The engine, now redubbed ‘N’ Series, sounds eager - even if the only way it will torch asphalt is by self-immolating - the gearlever can be shifted with more accuracy than its rubbery movements suggest, and this compact little car darts about with the kind of zeal that goads you into pushing it harder.
The electric power steering, among the very earliest of the breed, offers more feel than plenty of modern set-ups, and you also get plenty of feedback through the (cheaply) leathered seat.
This latest TF runs the softer standard suspension of the previous MG Rover edition (a good decision; the old sport set-up was far too firm) but the car rides on the bigger, lower-profile 16in rims, producing a compromise set-up that generally works well.
On some potholes the suspension clatter slightly, but most of the time this car rides with a suppleness that has you wondering whether its still suspended with the MGF’s Hydragas spheres.
But it’s not, and the steel suspension’s occasionally less absorptive capabilities can be exposed on a bucking B-road.
Push the TF hard and it understeers, and without kicking out its engine-heavy tail if you lift off. It’s good, safe stuff from a potentially treacherous mid-engined layout that does without the protections of ESP.
The keen will wish the tail kicked with more ease, but this disappointment does little to prevent this car being a surprisingly satisfying, if somewhat crude, steer down an English country lane, where its lack of bulk is a major advantage.
Should I buy one?
Unless you’re a completist MG collector, probably not.
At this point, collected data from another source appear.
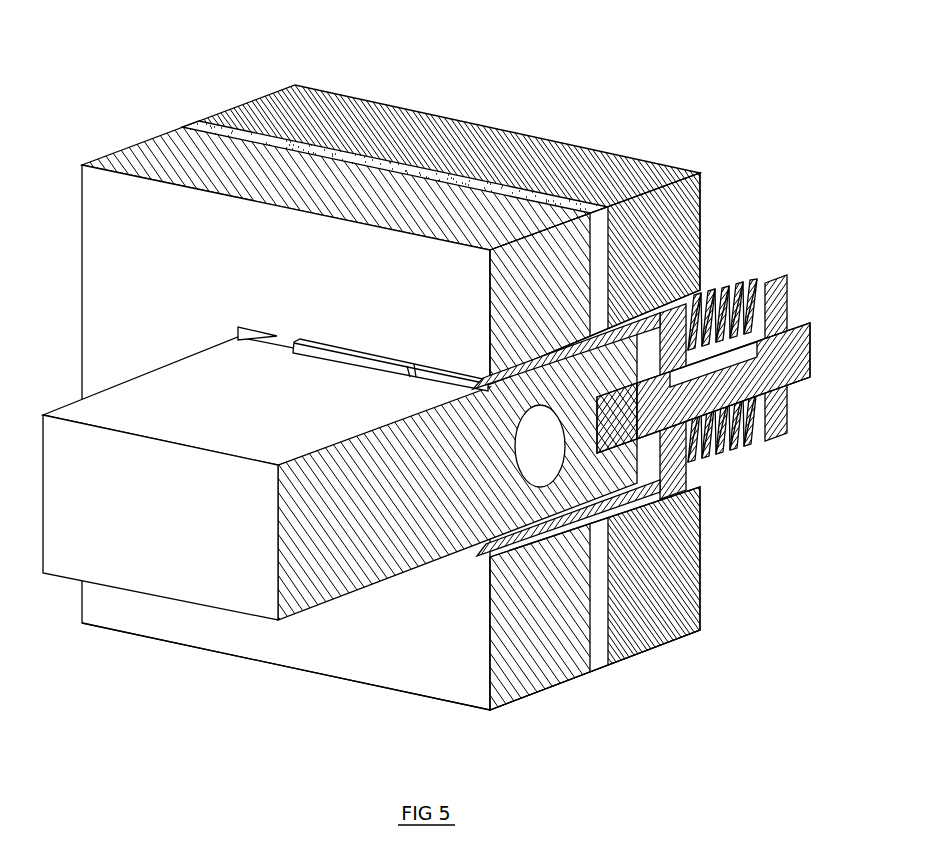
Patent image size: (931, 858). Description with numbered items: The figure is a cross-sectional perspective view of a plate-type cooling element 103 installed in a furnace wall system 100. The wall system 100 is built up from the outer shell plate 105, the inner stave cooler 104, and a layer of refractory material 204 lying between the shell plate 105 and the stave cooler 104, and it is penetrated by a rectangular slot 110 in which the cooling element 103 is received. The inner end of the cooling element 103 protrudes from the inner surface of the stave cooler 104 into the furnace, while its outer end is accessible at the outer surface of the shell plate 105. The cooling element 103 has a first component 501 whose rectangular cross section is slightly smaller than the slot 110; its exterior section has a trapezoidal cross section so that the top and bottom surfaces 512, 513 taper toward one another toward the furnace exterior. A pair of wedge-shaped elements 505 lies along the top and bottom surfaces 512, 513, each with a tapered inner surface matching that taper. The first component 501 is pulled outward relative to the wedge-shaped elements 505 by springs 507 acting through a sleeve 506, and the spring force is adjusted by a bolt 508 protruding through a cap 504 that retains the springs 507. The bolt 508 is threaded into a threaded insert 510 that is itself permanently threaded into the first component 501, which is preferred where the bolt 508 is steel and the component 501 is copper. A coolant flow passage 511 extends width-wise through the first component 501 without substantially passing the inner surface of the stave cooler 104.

The furnace wall system 100 is at (151, 108).
The plate-type cooling element 103 is at (76, 401).
The inner stave cooler 104 is at (283, 647).
The outer shell plate 105 is at (640, 638).
The rectangular slot 110 is at (270, 342).
The layer of refractory material 204 is at (597, 663).
The first component 501 is at (197, 570).
The cap 504 is at (775, 403).
The wedge-shaped elements 505 is at (550, 358).
The sleeve 506 is at (678, 466).
The springs 507 is at (723, 452).
The bolt 508 is at (798, 322).
The threaded insert 510 is at (633, 413).
The coolant flow passage 511 is at (526, 456).
The top surface 512 is at (494, 390).
The bottom surface 513 is at (481, 550).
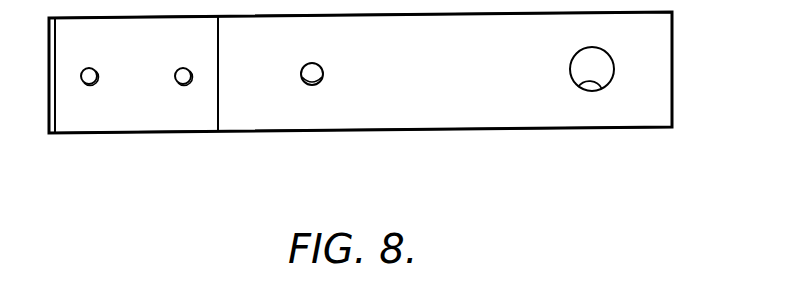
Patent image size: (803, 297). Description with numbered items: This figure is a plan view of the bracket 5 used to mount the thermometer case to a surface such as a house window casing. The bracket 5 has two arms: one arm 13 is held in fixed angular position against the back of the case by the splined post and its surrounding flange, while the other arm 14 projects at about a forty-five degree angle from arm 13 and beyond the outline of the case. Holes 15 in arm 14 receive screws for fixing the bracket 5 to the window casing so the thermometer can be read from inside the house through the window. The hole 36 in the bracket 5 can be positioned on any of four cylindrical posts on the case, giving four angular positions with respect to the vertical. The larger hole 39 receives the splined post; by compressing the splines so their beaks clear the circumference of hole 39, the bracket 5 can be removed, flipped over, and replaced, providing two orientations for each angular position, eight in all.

The bracket 5 is at (402, 131).
The arm 13 is at (432, 58).
The arm 14 is at (132, 63).
The holes 15 is at (81, 84).
The hole 36 is at (302, 83).
The hole 39 is at (577, 87).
And certainly not with a price tag that puts it into contention with a Mazda MX-5 one generation on from the model extant when the TF fell into hibernation.
Eager demeanour and amusing handling apart, this MG has a lot less going for it now other than the curiosity of driving a car that has been reincarnated.
Its prospects might be improved if the mainstream model is significantly cheaper; a base price of £12,500 would suddenly make it very attractive.
Longbridge will need to improve quality too. The pre-production car we drove had an abysmally fitted passenger door, paint flaking from the front bumper, a rear tonneau cover that part-snapped free at 85mph, carpet quality of the kind you used to find in base Metros and possibly the nastiest key (inherited from the old F) supplied with any new car on sale today.